3. The department had sought to meet the requirements of marketability by citing the fact that an unspecified biscuit manufacturer paid duty on syrup and rose syrup manufactured by a firm Mapro at Mahabaleshwar was being sold. The departmental representative reiterates this argument. The fact that the biscuit manufacturer chose to pay duty on sugar syrup is no evidence of its marketability. He may have wrongly paid duty. Or he may have certainly waived it. The rose syrup sold by Mapro, Mahabaleshwar is on the face of it different from the product now under consideration. Its ingredients as shown on the label for the product are sugar, rose petals and citric acid. These materials do not constitute sufficient evidence to show that the product was marketable.

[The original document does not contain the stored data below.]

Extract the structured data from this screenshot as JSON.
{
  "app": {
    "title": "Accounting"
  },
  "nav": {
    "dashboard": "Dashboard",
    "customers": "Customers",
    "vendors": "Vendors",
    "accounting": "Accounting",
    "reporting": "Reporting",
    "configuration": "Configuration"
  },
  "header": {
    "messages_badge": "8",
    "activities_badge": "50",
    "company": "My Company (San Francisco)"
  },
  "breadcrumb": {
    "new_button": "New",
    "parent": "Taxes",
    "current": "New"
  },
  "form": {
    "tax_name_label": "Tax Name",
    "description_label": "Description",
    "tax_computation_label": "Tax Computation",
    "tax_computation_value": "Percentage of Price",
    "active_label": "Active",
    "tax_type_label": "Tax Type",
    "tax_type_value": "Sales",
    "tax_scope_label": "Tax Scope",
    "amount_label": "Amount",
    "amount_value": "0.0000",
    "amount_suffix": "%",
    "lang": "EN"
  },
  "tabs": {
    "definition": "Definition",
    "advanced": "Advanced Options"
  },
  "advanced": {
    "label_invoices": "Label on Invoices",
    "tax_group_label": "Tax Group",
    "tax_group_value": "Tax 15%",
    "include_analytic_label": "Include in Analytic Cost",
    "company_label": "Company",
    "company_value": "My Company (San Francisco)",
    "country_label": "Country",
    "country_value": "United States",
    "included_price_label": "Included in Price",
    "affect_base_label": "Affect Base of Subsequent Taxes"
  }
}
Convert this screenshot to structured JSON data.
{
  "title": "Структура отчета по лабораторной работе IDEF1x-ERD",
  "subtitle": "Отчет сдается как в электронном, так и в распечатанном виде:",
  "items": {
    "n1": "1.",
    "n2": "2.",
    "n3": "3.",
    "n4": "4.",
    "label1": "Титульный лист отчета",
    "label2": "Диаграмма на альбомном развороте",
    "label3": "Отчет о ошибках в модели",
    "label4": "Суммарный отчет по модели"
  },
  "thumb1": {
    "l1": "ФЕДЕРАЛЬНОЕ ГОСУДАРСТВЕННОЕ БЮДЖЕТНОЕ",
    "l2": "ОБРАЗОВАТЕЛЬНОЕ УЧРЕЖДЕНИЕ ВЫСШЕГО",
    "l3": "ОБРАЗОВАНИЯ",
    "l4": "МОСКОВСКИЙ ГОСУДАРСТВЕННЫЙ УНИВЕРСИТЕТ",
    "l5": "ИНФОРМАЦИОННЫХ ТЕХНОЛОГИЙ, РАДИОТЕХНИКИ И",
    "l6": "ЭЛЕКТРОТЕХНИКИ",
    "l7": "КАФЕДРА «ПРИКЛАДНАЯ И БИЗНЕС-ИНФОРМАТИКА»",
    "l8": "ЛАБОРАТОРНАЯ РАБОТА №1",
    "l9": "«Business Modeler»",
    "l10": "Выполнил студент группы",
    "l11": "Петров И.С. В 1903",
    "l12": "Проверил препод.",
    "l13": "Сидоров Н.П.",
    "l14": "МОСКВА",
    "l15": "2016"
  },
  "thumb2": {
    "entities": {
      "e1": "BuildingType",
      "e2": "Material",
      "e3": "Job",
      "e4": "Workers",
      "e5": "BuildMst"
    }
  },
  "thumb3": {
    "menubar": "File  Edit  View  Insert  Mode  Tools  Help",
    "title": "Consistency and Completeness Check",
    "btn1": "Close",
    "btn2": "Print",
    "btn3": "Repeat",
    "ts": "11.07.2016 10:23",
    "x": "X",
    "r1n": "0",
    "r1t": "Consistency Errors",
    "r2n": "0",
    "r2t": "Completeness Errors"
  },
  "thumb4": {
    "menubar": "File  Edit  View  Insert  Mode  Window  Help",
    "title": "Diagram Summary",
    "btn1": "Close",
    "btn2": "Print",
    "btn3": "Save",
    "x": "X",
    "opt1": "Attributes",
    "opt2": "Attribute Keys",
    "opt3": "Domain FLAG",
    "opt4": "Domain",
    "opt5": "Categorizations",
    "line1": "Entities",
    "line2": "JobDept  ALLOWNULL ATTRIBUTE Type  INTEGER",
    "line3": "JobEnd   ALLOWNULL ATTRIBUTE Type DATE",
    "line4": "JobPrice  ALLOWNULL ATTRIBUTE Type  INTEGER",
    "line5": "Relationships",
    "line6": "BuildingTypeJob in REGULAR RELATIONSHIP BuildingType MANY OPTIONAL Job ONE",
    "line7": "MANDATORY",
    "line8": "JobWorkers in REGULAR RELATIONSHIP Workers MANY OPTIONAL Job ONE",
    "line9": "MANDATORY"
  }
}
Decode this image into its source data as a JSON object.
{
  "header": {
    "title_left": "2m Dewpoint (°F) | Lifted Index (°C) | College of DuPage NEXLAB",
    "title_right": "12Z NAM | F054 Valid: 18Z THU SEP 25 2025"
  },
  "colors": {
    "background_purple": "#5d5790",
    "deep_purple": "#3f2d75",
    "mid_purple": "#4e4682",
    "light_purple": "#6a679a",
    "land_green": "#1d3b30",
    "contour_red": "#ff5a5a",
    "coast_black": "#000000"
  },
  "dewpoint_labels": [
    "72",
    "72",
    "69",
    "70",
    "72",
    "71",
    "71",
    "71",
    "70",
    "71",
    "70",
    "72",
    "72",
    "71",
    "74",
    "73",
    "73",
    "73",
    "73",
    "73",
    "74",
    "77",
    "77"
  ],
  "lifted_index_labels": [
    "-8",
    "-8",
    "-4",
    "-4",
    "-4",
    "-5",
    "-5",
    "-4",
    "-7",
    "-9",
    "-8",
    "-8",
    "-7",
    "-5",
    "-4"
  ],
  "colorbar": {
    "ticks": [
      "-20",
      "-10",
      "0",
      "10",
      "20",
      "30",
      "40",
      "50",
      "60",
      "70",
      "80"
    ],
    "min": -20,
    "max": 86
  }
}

4. Apart from this it has to be concluded that the commodity is clearly not marketable. Rule 47 of the Prevention of Food Adulteration Rules provides that no artificial sweetner shall be added to any article of food. An exception is made in the case of four products in which permissible limits of sodium sachharin are allowed. None of these four products includes sugar syrup. There is no dispute that sodium sachharin is an artificial sweetener within the meaning of this rule.
Sale of a food product containing sodium sachharin would invite penal action including prosecution under the Prevention of Food Adulteration Act and Rules. The Commissioner's view, implicit in her order, this is not really relevant cannot be upheld. The decision of the Delhi High Court in Delhi Cloth & General Mills Co. v. Joint Secretary -1978 (2) E.L.T. (J 121) is that a commodity cannot be considered marketable if it does not meet the requirements of law regulating its use and exchange. The Court held that calcium carbide which did not comply with regard to purity and packaging with the Carbide of Calcium Rules was not marketable and therefore not liable to excise duty. This decision has been confirmed in appeal by the Supreme Court in 1997 (92) E.L.T.5. The goods therefore are not marketable and hence not liable to duty.
We therefore do not consider necessary to deal with the arguments to determine the relation to applicability of the extended period for demand of duty, or the levy of interest and penalty.